One very famous event in 1966 was the football World Cup. By that time I was staying in the house of Mrs Howell, a widow, who was a very friendly and tolerant landlady. I shared the rented part of her house with two former university friends who were both doing PhDs. Although I wasn't particularly interested in football, I, like many others became enthusiastic about the World Cup and watched England's games as the team progressed to the final. BBC television was still transmitting in black and white in 1966, but the electric atmosphere was infectious on the day when England beat Germany in the final.

A few months later in January 1967, I met Rosalind Anderson, who lived close to my family in Halesowen. We quickly bonded and that autumn we took my Triumph Vitesse  by ferry from Fishguard to Rosslare and on to Cork, where we collected a caravan to tow around the South West of Ireland.

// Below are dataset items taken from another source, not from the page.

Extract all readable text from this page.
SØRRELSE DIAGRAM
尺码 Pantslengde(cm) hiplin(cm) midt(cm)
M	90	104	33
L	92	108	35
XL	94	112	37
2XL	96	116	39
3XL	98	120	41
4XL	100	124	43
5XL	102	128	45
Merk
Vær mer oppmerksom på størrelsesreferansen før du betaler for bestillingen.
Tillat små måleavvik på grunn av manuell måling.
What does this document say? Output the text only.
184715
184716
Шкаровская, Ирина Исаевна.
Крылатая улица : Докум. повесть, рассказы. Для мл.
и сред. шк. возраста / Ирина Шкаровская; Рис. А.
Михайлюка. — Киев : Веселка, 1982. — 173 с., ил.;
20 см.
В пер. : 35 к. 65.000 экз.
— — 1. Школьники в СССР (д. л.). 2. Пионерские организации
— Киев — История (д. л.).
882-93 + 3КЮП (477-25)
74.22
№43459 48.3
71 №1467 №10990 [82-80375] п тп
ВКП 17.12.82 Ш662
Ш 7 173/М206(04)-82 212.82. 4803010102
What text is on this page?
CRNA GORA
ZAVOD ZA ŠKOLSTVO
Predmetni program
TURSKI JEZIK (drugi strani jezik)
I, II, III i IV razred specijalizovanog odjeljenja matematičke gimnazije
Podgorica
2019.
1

That spring in 1967, I applied for an attachment as an assistant lecturer at the BBC Training School at Evesham , initially for six months, but with possible extension to a year or more if progress was satisfactory. In the event, I was there for a year until May 1968.
In October 1968 I was part of the communications team relaying television signals across the Atlantic from the Olympic Games in Mexico. I was based at a remote satellite relay station near Meopham in Kent with one other comms engineer. Our responsibility was to monitor and maintain the link carrying signals from the ground satellite station at Pleumeur-Bodou in Brittany 


Ros and I married on 11 July 1968 and lived for a few months in a rented top floor flat in Penarth.

A few months later, I saw a recruitment advert for electronic engineers by the Irish Department of Posts and Telegraphs, based in Dublin. Without very much thought, I applied, flew to Dublin for an interview and was offered a job.
The pay was reasonably good and after Ros and I had talked it over, I accepted.